Information Security / Vulnerability Analyst

Description Building on its longstanding commitment to New York State, JPMorgan Chase & Co. has established an innovative, industry leading partnership with Syracuse University. As part of this collaboration, employees of JPMorgan Chase & Co. are joining with Syracuse University faculty to create a unique curriculum focusing on Global Enterprise Technology and perform applied research in areas of mutual interest to the university and the firm.
 
Another key aspect of this partnership is the establishment of a JPMorgan Chase & Co. Technology Center on the campus of Syracuse University. The Tech Center will house team members providing the following technology functions:

• Formation of an Information Security & Risk Management Center of Excellence for use across the firm
• Application Development & Support of our world-class financial systems
• Collaborate with Syracuse University students and faculty on innovative research projects

This position will be part of the Information Security & Risk Management Center of Excellence and falls under the Corporate Internet Group (CIG), which creates and supports many of JPMorgan Chase's online banking and marketing capabilities.  The Information Risk Management (IRM) Team within CIG is responsible for overseeing controls and programs designed to ensure appropriate logical and physical protection of information and other assets.  The IRM Analyst is responsible for assisting with the day-to-day management and oversight of CIG's Vulnerability Management program, as well as various other information risk programs and assessments.  These include:

 
Line of Business Vulnerability Management Coordinator

• Using company-wide toolsets to oversee CIG's ability to identify and correct infrastructure security issues found in servers, databases, and workstations - including results from baseline configuration monitoring tools, anti-virus and patching issues, and results from various other toolsets
• Work with various technology teams to ensure toolsets used to detect infrastructure security issues are deployed on all necessary platforms.
• Monitor alerts from the firm's Computer Security Incident Response Team (CSIRT) and other Security Event Management sources; and drive timely remediation of issues within CIG.
• Create and maintain scorecards and reporting to display our risk profile and provide insight to management for decision making.
• Active Participation in firm-wide vulnerability management forums designed to keep lines of business up-to-date on process changes, upcoming projects that may impact CIG, or potential threats that may require due diligence and preparation.

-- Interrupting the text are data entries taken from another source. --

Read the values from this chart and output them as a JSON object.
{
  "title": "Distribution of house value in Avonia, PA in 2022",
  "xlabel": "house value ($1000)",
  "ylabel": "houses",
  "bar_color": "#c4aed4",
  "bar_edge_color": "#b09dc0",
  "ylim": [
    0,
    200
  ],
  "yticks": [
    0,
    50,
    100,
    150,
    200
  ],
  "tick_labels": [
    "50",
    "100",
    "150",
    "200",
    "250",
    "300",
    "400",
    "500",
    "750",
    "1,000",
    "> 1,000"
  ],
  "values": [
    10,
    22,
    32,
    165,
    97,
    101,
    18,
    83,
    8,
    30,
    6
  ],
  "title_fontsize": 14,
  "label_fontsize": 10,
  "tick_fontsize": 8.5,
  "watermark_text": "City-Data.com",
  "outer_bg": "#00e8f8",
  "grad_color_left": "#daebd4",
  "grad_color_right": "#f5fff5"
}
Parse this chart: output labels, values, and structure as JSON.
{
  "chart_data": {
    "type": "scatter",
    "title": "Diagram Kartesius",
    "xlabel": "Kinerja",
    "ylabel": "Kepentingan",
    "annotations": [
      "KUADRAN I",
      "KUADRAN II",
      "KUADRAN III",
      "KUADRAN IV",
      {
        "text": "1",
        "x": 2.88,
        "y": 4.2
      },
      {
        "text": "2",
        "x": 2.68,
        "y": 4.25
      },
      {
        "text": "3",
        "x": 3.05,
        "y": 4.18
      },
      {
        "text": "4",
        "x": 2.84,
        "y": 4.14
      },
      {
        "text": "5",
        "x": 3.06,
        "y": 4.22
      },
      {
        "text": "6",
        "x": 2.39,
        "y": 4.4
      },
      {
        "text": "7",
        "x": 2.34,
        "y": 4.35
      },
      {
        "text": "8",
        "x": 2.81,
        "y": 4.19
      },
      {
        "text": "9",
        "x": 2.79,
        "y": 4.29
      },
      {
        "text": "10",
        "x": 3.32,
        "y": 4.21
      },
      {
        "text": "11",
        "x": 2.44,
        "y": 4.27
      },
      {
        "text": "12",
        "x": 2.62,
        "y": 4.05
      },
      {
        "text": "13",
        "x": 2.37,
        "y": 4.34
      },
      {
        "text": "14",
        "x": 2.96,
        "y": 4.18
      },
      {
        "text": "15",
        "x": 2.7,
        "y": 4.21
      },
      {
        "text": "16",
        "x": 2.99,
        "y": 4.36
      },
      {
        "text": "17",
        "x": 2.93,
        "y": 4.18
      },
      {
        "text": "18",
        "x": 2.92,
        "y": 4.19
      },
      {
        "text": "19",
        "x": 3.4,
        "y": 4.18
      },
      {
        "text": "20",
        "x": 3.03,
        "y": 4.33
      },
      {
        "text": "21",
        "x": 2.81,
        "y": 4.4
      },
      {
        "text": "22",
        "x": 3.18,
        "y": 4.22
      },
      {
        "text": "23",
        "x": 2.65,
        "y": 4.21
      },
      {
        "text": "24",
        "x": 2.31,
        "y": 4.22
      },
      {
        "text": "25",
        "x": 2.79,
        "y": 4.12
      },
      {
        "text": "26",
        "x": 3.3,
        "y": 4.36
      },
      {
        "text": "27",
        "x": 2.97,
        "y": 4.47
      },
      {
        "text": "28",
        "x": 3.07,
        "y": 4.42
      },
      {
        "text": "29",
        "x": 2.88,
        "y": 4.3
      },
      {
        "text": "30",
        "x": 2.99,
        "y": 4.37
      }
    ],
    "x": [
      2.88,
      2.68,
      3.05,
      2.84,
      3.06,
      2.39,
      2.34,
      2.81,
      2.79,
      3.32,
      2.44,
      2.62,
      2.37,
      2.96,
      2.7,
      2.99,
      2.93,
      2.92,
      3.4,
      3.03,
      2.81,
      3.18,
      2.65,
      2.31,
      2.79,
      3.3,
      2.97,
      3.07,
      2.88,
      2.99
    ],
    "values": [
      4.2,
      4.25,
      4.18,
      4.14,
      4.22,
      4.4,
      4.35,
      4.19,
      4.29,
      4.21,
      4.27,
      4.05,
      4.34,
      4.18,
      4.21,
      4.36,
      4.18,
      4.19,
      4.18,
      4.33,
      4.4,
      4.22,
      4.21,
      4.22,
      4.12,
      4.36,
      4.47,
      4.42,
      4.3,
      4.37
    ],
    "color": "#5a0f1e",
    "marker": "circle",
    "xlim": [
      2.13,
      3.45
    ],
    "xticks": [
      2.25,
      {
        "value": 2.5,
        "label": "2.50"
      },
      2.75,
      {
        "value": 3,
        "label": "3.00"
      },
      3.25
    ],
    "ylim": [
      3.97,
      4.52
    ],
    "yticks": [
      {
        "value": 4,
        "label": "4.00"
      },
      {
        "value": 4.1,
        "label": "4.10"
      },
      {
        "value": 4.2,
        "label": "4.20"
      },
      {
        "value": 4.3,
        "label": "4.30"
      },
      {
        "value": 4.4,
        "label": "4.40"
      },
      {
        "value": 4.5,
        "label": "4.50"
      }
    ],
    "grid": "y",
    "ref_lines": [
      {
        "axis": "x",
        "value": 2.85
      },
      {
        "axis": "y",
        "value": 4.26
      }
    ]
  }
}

General Information Risk Management Activities

• Participate in CIG's systems development lifecycle (SDLC) and change management process, to monitor information risk issues during the design of new systems and major changes, ensuring security principals are applied.  
• Work with technology leads to assess CIG supported applications based on security standards.
• Assist with tracking and assessing controls of outside service providers as necessary.
• Participate in the creation and/or delivery of security awareness initiatives for CIG.
• Assist with data protection initiatives and other programs as necessary.

JPM-SU Tech Center

Requirements

• 2-5 years related work experience
• Basic knowledge of technology platforms and web-based applications
• Basic understanding of infrastructure control procedures and security (Networks, and Unix / Windows servers and databases)
• Knowledge of web-application security a plus
• Solid foundation in reporting and creating metrics
• Strong communication and interpersonal skills, and ability to listen, learn, speak up, and mentor
• Project / Time management skills and self-starter attitude
• Ability to work with different groups and diverse projects as a partner
• Able to demonstrate respect for diversity in opinions, people and approaches
• University 4-year degree
• Security or control related certification (e.g. CISA, CISSP) is a plus

JPMorgan Chase is an Equal Opportunity and Affirmative Action Employer, M/F/D/V.